В их задачу входило тянуть время. Когда немцы в 1941 году подошли к Москве, старики, дети и десятки тысяч женщин рыли окопы и строили противотанковые заграждения, чтобы остановить врага. В них снова возникла необходимость. Насколько их усилия помогут замедлить продвижение ящеров вперед, когда перед натиском врага не устояли и более серьезные преграды, никто не знал. Но советский народ будет защищать свою столицу до последнего вздоха.
- Готово, товарищ пилот, - крикнул один из техников.
Людмила поставила миску со щами - жидкой, водянистой бурдой, без мяса, почти без капусты - и встала. Она устало забралась в свой У-2.

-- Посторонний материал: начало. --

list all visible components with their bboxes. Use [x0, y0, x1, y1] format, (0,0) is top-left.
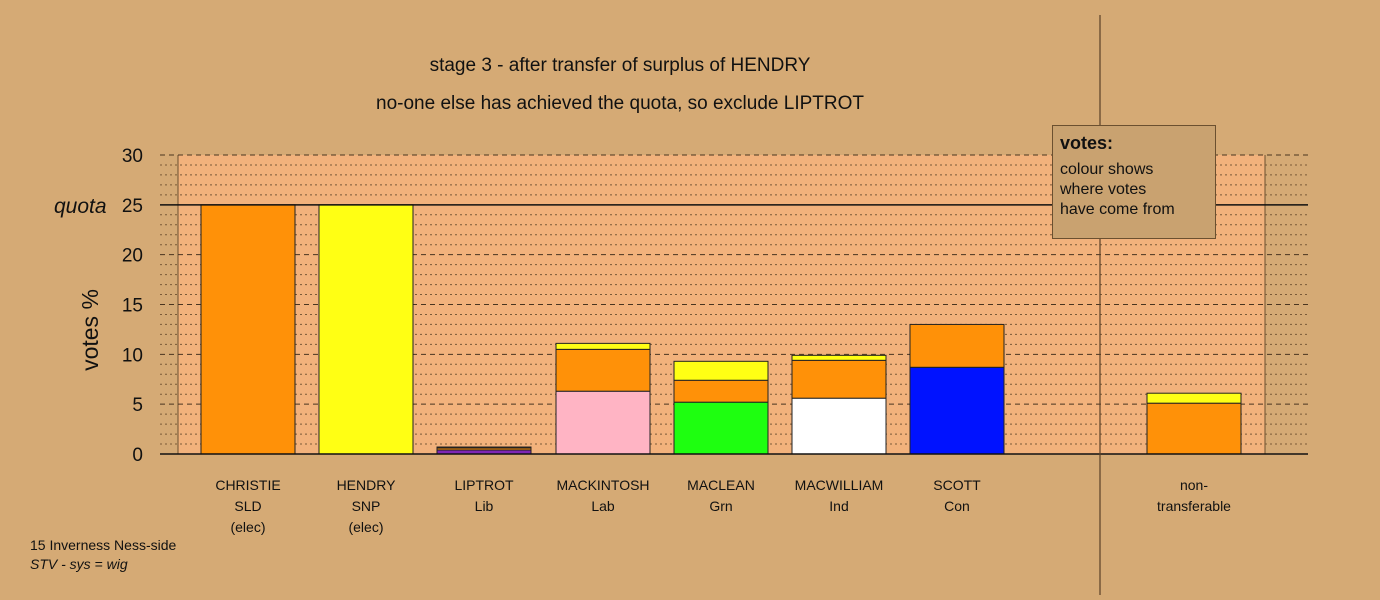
bars: [200, 204, 1242, 455]
bar-segment-lab: [555, 390, 651, 455]
x-category-label: CHRISTIE: [215, 477, 280, 493]
chart-title-line1: stage 3 - after transfer of surplus of H…: [429, 55, 811, 76]
y-tick-label: 5: [132, 395, 143, 416]
x-category-label: (elec): [230, 519, 265, 535]
bar-segment-grn: [673, 401, 769, 455]
y-tick-label: 30: [122, 146, 143, 167]
x-category-label: (elec): [348, 519, 383, 535]
legend-line-2: where votes: [1060, 181, 1147, 198]
y-tick-label: 25: [122, 196, 143, 217]
x-category-label: Ind: [829, 498, 848, 514]
y-tick-label: 10: [122, 345, 143, 366]
bar-segment-ind: [791, 397, 887, 455]
legend-line-1: colour shows: [1060, 161, 1154, 178]
x-category-label: HENDRY: [337, 477, 397, 493]
bar-segment-snp: [318, 204, 414, 455]
chart-title-line2: no-one else has achieved the quota, so e…: [376, 93, 864, 114]
x-category-label: SLD: [234, 498, 261, 514]
x-category-label: Lib: [475, 498, 494, 514]
bar-segment-sld: [200, 204, 296, 455]
x-category-label: Grn: [709, 498, 732, 514]
y-tick-label: 20: [122, 246, 143, 267]
y-tick-labels: 0 5 10 15 20 25 30: [122, 146, 143, 466]
bar-segment-sld: [555, 348, 651, 392]
bar-segment-snp: [673, 360, 769, 381]
x-category-label: transferable: [1157, 498, 1231, 514]
x-category-label: MACWILLIAM: [795, 477, 884, 493]
legend-title: votes:: [1060, 133, 1114, 153]
x-category-label: SNP: [352, 498, 381, 514]
x-category-label: MACLEAN: [687, 477, 755, 493]
x-category-label: Con: [944, 498, 970, 514]
y-tick-label: 0: [132, 445, 143, 466]
bar-segment-snp: [1146, 392, 1242, 404]
bar-segment-snp: [791, 354, 887, 361]
x-category-label: Lab: [591, 498, 615, 514]
x-category-label: LIPTROT: [454, 477, 514, 493]
bar-segment-sld: [791, 359, 887, 399]
x-category-label: SCOTT: [933, 477, 981, 493]
bar-segment-sld: [1146, 402, 1242, 455]
quota-label: quota: [54, 195, 107, 218]
bar-segment-con: [909, 366, 1005, 455]
y-tick-label: 15: [122, 296, 143, 317]
y-axis-label: votes %: [77, 289, 103, 371]
x-category-labels: CHRISTIE SLD (elec) HENDRY SNP (elec) LIPTROT L…: [215, 477, 1231, 535]
legend: votes: colour shows where votes have com…: [1052, 125, 1216, 239]
system-note: STV - sys = wig: [30, 556, 128, 572]
x-category-label: non-: [1180, 477, 1208, 493]
bar-segment-sld: [909, 323, 1005, 368]
bar-segment-sld: [673, 379, 769, 403]
x-category-label: MACKINTOSH: [556, 477, 649, 493]
bar-segment-snp: [436, 446, 532, 449]
legend-line-3: have come from: [1060, 201, 1175, 218]
bar-segment-snp: [555, 342, 651, 350]
ward-name: 15 Inverness Ness-side: [30, 537, 177, 553]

- Надеюсь, вы вернетесь, - сказал Шульц. - Надеюсь, мы еще будем здесь, когда вы вернетесь.
Никифор Шолуденко проходил мимо как раз, когда немецкий танкист, превратившийся в техника, произнес эти слова.

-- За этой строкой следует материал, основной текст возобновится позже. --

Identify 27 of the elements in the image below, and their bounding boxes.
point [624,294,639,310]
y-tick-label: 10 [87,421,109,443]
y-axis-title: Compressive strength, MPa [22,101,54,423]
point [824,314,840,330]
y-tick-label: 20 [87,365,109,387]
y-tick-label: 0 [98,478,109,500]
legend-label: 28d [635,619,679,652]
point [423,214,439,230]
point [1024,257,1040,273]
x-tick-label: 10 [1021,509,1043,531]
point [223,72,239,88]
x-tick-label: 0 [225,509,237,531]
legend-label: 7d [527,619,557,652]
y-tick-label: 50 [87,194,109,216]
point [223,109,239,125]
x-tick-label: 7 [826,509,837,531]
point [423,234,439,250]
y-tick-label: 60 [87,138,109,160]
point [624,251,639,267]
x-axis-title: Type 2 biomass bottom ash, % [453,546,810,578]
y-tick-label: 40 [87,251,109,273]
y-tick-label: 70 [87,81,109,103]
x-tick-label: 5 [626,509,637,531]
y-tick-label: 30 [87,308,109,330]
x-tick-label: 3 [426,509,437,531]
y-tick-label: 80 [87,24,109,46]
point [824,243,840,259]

- Наказание за пораженческие разговоры - смерть - прошипел он.
- А каково наказание за убийство единственного нормального техника, который имеется в распоряжении базы? - сердито спросил он. - Моя смерть причинит вашей стороне больше вреда, чем мои разговоры.
- Вполне возможно, - ответил Шолуденко. - Только ведь за это не предусмотрено никакого наказания. - Он опустил руку на кобуру.

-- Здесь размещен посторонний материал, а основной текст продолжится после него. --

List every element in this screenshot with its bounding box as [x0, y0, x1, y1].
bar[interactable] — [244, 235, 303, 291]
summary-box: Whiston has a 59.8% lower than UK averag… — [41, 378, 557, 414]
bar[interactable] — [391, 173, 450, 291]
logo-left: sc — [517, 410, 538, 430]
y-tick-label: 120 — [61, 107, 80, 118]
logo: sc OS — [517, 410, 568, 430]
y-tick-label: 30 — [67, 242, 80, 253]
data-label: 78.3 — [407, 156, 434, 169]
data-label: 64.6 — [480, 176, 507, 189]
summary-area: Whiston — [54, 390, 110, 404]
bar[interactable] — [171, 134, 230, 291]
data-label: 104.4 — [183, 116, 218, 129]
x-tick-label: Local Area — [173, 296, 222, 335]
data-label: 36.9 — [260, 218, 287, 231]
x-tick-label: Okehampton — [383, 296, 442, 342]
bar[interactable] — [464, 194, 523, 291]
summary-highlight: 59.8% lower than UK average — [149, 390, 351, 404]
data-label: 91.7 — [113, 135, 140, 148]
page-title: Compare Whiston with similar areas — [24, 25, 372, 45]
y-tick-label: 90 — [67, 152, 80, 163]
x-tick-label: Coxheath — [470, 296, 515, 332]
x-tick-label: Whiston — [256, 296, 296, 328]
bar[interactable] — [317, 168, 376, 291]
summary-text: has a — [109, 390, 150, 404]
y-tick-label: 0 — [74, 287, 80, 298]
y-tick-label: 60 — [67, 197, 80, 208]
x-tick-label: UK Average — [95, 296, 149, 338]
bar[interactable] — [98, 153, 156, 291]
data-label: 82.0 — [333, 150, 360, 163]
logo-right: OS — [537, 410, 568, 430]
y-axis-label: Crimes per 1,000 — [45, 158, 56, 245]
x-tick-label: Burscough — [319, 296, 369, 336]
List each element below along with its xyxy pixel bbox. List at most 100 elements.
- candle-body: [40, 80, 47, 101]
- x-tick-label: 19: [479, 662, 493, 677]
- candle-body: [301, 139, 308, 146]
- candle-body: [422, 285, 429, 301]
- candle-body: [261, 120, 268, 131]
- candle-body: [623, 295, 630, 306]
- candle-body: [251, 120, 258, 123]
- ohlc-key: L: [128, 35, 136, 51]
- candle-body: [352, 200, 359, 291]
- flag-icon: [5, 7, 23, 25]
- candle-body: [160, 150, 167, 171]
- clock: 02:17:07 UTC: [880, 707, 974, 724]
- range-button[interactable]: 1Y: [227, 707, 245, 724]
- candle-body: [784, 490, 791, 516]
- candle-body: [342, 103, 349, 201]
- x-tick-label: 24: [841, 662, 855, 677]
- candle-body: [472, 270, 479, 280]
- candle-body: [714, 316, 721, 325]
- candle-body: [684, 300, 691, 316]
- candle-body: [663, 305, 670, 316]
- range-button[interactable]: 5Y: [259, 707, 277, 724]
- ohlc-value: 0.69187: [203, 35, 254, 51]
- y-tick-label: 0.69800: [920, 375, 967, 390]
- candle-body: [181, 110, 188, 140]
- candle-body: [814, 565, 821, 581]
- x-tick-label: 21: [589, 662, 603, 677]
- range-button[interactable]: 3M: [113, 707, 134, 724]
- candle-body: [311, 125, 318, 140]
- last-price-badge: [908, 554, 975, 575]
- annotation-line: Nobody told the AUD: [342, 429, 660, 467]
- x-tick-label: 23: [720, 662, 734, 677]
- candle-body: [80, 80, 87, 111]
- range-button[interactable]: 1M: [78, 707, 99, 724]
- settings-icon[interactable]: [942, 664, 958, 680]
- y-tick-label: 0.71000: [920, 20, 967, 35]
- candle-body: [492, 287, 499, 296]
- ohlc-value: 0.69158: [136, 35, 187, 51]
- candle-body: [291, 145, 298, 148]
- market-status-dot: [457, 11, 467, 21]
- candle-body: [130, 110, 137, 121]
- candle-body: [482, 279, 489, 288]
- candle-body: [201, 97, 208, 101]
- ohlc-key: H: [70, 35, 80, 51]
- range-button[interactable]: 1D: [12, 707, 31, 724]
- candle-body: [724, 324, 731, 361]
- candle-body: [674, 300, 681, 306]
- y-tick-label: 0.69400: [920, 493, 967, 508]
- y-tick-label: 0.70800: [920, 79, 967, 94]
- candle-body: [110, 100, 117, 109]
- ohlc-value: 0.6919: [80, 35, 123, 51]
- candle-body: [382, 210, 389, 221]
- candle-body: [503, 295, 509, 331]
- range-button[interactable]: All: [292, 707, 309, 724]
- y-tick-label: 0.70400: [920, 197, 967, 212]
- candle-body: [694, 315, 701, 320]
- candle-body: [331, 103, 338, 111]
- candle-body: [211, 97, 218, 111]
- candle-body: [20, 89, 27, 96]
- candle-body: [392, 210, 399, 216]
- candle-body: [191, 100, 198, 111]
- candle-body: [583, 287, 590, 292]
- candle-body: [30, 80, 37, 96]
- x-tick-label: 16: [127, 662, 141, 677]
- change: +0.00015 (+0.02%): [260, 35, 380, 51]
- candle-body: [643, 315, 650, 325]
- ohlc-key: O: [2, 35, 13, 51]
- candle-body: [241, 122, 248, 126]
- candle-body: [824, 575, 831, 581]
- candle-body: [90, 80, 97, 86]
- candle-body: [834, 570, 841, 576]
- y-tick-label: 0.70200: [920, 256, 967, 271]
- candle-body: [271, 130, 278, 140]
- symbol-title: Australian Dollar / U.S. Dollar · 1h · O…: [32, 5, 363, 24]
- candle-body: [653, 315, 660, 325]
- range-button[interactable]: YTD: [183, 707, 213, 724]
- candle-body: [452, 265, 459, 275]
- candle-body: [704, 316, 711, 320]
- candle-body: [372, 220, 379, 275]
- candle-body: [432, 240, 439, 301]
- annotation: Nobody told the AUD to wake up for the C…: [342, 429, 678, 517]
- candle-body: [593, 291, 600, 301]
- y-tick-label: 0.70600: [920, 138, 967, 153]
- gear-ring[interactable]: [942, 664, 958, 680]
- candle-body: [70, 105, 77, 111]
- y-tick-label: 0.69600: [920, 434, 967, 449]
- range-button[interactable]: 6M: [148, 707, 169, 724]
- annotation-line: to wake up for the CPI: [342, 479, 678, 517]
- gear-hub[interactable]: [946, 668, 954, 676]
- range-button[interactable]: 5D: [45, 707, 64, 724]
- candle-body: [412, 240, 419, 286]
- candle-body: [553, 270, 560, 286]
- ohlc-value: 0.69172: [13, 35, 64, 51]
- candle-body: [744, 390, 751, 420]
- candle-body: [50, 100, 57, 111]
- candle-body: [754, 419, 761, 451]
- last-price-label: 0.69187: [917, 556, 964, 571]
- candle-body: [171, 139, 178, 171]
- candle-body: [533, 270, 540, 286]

Людмила знала, что они желают друг другу смерти.
- Может быть, кто-нибудь из вас крутанет винт? А воевать будете, когда победим ящеров.
"Если победим", - подумала она.
Произнеси она эти слова вслух, обвинил бы Шолуденко ее в пораженческих настроениях? Скорее всего, нет. Он не хотел видеть ее мертвой - только обнаженной.
Офицер НКВД и бывший сержант вермахта одновременно бросились к "кукурузнику". Шульц оказался первым. Когда он ухватился за лопасть винта, Шолуденко пришлось отскочить в сторону. Стоит попасть под раскрученный винт, и тебе грозит смерть, куда более страшная, чем от пули.
Винт завертелся, пятицилиндровый двигатель выплюнул вонючий дым. Людмила отпустила тормоза, У-2 помчался по неровной посадочной полосе (на самом деле, всего лишь расчищенному участку поля) и начал набирать скорость. А в следующее мгновение маленький биплан медленно поднялся в воздух.
Однако даже в полете У-2 не превратился из гадкого утенка в прекрасного лебедя. Но "кукурузники" гораздо чаще возвращались с заданий, на которых погибали большие самолеты - так комар укусит тебя и легко избежит возмездия, тогда как слепня обязательно заметят и раздавят.
От Калуги почти ничего не осталось. Людмила летела над пригородом бывшего промышленного центра. Сначала часть города разрушили немцы - во время своего наступления на Москву в 1941 году, затем русские приложили свою руку, когда отбили его чуть позже. За последние несколько недель ящеры уничтожили остальное.
Сегодня фронт находился к северу от Калуги. Ящеры расчистили часть улиц, идущих с севера на юг, чтобы иметь возможность доставлять боеприпасы своим войскам. Грузовики, их собственного производства и захваченные у немцев и русских (часть из них американские), катили по дорогам так, словно никакого неприятеля поблизости не было.